Friday 21 June 2013

Cloud Computing ( Providers, Benefits and its Challenges)



The write up will be focused on the first three categories
1.    Application and Information clouds – Sometimes referred to as Software-as-a-Service, this type of cloud is referring to a business-level service. Typically available over the public Internet, these clouds are information-based.

2.    Development clouds – Sometimes referred to as Platform-as-a-Service, cloud development platforms enable application authoring and provide runtime environments without hardware investment

3.    Infrastructure clouds – Also referred to as Infrastructure-as-a-Service, this type of cloud enables IT infrastructure to be deployed and used via remote access and made available on an elastic basis.







Major SAAS vendors
Who’s using Clouds today?
Ø   Startups & Small businesses Can use clouds for everything
• SaaS, IaaS, collaboration services, online presence
Ø  Mid-Size Enterprises
Can use clouds for many things
• Compute cycles for R&D projects, online collaboration, partner integration, social networking, new business tools
Ø  Large Enterprises
More likely to have hybrid models where they keep some things in house
• On premises data for legal and risk management reasons

 
Cloud Computing Benefits
Cloud computing is enabling the enterprise to:
·         Expand scalability – By utilizing cloud computing, IT staff can quickly meet changing user loads without having to engineer for peak loads.
·         Lower infrastructure costs – With external clouds, customers do not own the infrastructure. This enables enterprises to eliminate capital expenditures and consume resources as a service, paying only for what they use. Clouds enable IT departments to save on application implementation, maintenance and security costs, while benefiting from the economies of scale a cloud can offer compared to even a large company network.
·         Increase utilization – By sharing computing power between multiple clients, cloud computing can increase utilization rates, further reducing IT infrastructure costs.
·         Improve end-user productivity – With cloud computing, users can access systems, regardless of their location or what device they are using (e.g., PCs, laptops, etc.).
·         Improve reliability – Cloud computing can cost-effectively provide multiple redundant sites, facilitating business continuity and disaster recovery scenarios.
·         Increase security – Due to centralization of data and increased security-focused resources from cloud computing providers, cloud computing can enhance data security. Cloud computing can also relieve an IT organization from routine tasks, including backup and recovery. External cloud service providers typically have more infrastructure to handle data security than the average small to midsize business.
·         Gain access to more sophisticated applications – External clouds can offer CRM and other advanced tools that were previously out of reach for many businesses with smaller IT budgets.
·         Downsize the IT department – By moving applications out to a cloud, IT departments can reduce the number of application administrators needed for deployment, maintenance and updates. It departments can then reassign key IT personnel to more strategic tasks.
·         Save energy – Going “green” is a key focus for many enterprises. Clouds help IT organizations reduce power, cooling and space usage to help the enterprise create environmentally responsible datacenters.

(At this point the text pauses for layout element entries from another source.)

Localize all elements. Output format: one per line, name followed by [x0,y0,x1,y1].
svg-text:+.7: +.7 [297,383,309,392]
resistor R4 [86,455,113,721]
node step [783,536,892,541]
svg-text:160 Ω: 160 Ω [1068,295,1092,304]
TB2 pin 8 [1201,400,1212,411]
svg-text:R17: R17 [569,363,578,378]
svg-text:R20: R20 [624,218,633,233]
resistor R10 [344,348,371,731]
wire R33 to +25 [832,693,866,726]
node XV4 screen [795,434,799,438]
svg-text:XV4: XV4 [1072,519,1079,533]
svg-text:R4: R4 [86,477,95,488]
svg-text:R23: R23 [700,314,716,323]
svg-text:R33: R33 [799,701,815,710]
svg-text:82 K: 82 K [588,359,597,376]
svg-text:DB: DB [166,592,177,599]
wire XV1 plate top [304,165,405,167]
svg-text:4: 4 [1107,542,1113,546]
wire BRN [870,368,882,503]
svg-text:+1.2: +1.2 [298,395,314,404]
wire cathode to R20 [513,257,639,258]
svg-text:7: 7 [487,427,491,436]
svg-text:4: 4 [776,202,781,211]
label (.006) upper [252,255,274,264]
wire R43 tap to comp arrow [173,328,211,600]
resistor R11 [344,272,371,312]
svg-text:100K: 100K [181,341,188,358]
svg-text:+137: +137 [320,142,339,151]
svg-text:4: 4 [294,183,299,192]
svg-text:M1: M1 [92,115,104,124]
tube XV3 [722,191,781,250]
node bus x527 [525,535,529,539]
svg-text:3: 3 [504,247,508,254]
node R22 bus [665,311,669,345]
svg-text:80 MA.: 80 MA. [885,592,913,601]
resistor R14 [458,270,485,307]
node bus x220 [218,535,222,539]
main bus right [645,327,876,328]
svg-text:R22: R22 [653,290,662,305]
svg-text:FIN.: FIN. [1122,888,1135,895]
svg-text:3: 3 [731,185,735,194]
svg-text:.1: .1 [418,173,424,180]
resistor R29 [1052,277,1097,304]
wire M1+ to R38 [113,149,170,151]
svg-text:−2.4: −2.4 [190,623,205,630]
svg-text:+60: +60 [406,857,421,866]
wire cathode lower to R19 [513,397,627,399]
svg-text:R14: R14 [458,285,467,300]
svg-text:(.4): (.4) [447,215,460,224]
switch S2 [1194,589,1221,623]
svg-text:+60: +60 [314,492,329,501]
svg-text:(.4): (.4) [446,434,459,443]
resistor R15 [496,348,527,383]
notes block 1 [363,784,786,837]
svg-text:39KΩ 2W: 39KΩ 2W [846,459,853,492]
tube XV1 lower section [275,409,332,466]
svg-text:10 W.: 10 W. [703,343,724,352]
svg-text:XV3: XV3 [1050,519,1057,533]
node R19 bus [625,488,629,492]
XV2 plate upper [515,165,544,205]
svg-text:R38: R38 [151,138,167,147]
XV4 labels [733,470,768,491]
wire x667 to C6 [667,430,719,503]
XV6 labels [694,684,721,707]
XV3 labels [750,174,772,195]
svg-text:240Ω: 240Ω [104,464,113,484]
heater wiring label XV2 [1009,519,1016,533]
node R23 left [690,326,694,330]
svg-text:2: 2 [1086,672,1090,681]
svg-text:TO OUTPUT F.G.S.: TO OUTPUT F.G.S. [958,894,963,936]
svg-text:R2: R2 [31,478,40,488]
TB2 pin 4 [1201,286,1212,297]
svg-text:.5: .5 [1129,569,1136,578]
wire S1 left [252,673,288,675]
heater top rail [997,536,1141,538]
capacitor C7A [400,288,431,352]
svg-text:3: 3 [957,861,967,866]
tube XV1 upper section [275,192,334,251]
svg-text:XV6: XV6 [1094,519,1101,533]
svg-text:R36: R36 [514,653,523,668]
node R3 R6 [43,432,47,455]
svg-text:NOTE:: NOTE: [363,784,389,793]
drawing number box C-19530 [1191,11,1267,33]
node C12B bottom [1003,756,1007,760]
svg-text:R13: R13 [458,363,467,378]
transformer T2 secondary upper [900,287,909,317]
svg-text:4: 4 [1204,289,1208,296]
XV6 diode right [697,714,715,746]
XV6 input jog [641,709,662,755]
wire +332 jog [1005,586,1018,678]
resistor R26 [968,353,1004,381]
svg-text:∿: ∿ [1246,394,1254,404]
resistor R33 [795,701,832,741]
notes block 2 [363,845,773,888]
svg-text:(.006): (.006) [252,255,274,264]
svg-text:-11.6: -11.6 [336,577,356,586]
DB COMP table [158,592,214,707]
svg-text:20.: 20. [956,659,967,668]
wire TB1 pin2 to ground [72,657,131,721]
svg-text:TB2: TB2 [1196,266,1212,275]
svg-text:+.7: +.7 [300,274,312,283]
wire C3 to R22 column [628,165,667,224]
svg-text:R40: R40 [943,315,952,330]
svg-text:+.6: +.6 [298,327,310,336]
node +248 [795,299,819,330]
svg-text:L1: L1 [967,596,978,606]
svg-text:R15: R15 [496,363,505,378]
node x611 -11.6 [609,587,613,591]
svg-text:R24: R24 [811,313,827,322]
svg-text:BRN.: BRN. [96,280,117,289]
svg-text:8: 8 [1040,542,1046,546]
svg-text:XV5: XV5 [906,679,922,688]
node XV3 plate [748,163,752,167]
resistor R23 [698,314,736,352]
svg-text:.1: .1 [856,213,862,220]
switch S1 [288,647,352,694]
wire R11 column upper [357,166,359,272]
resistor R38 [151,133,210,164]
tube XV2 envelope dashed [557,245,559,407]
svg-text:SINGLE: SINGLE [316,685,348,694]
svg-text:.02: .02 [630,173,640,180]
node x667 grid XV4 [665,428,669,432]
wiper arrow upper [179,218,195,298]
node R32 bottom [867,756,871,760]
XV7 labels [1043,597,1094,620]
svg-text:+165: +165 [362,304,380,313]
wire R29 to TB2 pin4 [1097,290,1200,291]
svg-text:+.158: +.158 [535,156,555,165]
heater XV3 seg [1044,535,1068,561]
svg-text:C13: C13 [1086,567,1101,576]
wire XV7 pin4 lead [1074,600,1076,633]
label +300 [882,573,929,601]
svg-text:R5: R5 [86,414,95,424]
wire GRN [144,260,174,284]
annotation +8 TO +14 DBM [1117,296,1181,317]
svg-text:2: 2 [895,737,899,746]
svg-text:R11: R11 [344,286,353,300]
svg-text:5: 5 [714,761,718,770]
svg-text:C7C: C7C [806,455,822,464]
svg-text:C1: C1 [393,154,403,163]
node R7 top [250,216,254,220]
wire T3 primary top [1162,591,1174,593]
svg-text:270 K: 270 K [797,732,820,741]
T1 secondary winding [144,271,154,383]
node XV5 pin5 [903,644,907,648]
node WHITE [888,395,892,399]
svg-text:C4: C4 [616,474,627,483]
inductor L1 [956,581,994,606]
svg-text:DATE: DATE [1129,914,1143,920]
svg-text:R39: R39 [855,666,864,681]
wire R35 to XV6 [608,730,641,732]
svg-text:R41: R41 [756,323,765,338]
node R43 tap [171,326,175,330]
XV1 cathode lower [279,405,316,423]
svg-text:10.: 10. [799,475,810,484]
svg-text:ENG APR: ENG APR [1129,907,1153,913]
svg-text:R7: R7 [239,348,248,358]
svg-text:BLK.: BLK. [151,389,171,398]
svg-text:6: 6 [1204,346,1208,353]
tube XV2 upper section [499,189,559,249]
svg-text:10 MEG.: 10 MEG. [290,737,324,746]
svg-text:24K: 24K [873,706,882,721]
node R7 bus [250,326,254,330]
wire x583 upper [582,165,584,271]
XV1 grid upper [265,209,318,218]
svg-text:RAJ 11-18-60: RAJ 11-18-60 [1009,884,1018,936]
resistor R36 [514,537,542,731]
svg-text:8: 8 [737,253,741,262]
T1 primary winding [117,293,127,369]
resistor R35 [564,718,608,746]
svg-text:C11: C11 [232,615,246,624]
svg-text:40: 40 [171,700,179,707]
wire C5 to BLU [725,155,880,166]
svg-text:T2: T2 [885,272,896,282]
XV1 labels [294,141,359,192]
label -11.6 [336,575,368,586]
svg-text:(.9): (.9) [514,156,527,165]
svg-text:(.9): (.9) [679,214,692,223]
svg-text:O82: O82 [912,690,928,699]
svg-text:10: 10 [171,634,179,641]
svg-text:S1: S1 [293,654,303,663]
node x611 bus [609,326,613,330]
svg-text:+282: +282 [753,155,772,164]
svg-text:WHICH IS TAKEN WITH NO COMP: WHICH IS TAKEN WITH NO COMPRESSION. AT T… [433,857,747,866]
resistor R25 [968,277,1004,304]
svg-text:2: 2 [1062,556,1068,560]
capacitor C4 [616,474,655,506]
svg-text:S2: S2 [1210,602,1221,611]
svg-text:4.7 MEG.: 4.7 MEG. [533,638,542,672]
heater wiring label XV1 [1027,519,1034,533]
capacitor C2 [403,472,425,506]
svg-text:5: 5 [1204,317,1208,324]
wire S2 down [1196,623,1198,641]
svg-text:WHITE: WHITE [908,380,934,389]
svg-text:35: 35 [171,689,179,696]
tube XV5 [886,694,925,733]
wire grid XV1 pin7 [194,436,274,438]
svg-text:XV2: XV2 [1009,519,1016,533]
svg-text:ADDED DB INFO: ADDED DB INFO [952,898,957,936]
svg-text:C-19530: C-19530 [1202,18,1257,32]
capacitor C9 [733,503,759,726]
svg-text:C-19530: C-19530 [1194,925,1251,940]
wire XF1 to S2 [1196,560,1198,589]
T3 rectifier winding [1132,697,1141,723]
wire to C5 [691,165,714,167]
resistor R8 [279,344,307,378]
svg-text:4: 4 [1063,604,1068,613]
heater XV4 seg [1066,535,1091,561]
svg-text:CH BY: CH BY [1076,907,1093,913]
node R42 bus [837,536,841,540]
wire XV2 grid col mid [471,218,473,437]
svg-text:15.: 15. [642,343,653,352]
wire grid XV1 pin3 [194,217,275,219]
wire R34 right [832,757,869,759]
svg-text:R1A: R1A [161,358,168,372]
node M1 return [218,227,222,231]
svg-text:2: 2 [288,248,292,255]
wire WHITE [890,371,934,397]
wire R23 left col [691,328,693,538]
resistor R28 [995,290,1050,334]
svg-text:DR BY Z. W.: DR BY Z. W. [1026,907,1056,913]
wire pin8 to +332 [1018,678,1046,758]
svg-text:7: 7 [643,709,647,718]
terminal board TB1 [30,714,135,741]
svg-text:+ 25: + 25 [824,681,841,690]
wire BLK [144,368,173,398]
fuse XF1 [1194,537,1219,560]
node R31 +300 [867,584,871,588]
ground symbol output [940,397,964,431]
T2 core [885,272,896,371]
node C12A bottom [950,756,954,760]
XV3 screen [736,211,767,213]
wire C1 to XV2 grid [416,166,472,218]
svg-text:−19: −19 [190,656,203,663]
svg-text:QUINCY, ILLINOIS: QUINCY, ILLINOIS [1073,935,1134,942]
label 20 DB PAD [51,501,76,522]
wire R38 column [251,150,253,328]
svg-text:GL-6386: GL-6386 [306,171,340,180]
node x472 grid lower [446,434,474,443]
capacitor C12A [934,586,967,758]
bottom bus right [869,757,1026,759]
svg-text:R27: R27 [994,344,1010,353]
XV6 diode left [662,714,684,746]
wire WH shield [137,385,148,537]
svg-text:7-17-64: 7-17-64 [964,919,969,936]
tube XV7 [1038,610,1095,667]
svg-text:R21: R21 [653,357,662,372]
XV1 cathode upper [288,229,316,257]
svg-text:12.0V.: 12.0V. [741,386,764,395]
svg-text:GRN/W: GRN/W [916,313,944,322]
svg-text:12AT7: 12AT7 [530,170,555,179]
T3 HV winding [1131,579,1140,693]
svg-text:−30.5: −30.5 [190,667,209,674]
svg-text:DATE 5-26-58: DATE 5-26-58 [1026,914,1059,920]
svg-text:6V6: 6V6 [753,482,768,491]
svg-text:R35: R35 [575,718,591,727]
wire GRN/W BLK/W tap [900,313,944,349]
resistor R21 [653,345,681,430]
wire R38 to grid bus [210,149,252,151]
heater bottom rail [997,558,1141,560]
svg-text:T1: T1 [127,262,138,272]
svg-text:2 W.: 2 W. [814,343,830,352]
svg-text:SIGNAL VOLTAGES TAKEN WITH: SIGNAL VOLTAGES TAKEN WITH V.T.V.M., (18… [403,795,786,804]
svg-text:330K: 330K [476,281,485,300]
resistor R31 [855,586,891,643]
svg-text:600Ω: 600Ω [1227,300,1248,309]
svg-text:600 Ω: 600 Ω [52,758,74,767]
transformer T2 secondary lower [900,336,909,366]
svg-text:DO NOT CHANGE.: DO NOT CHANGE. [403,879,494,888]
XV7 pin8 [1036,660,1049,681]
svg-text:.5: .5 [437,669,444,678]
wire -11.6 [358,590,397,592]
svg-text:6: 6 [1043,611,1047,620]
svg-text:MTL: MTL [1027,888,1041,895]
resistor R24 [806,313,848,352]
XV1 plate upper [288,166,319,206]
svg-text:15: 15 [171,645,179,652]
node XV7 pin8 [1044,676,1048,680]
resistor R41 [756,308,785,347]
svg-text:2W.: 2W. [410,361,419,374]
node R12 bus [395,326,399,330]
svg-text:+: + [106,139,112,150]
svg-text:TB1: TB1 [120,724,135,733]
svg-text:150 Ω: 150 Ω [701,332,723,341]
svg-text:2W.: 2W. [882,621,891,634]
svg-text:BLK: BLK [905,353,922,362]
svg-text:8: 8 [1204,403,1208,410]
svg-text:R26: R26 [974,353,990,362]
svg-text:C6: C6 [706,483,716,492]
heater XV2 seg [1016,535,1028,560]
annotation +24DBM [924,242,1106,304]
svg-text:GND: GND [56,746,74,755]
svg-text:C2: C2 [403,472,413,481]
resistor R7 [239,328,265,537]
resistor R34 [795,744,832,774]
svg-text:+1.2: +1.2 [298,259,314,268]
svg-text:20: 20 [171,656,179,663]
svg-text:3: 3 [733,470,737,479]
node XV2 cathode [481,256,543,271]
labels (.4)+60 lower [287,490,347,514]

Challenges of Existing Cloud Computing Solutions
Like any new trend or technology, we must address some challenges that cloud computing poses before we can recognize its full value. These include:

·         A lack of interoperability – The absence of standardization across cloud computing platforms creates unnecessary complexity and results in high switching costs. Each compute cloud vendor has a different application model, many of which are proprietary, vertically integrated stacks that limit platform choice. Customers don’t want to be locked into a single provider and are often reluctant to relinquish control of their mission-critical applications to hosting service providers.
·         Application Compatibility – Most of the existing public compute clouds are not interoperable with existing applications and they limit the addressable market to those willing to write new applications from scratch.
·         Difficulty in meeting compliance regulations – Regulatory compliance requirements may limit the use of the shared infrastructure and utility model of external cloud computing for some environments. Achieving compliance often requires complete transparency of the underlying IT infrastructure that supports business-critical applications, while cloud computing by design places IT infrastructure into a ‘black box’ accessible only through well-defined interfaces. As a result, internal compute clouds may be a better solution for some applications that must meet stringent compliance requirements.
Inadequate security – By design, cloud vendors typically support multi-tenancy compute environments. IT managers must look for a balance between the security of an internal, dedicated infrastructure versus the improved economics of a shared cloud environment.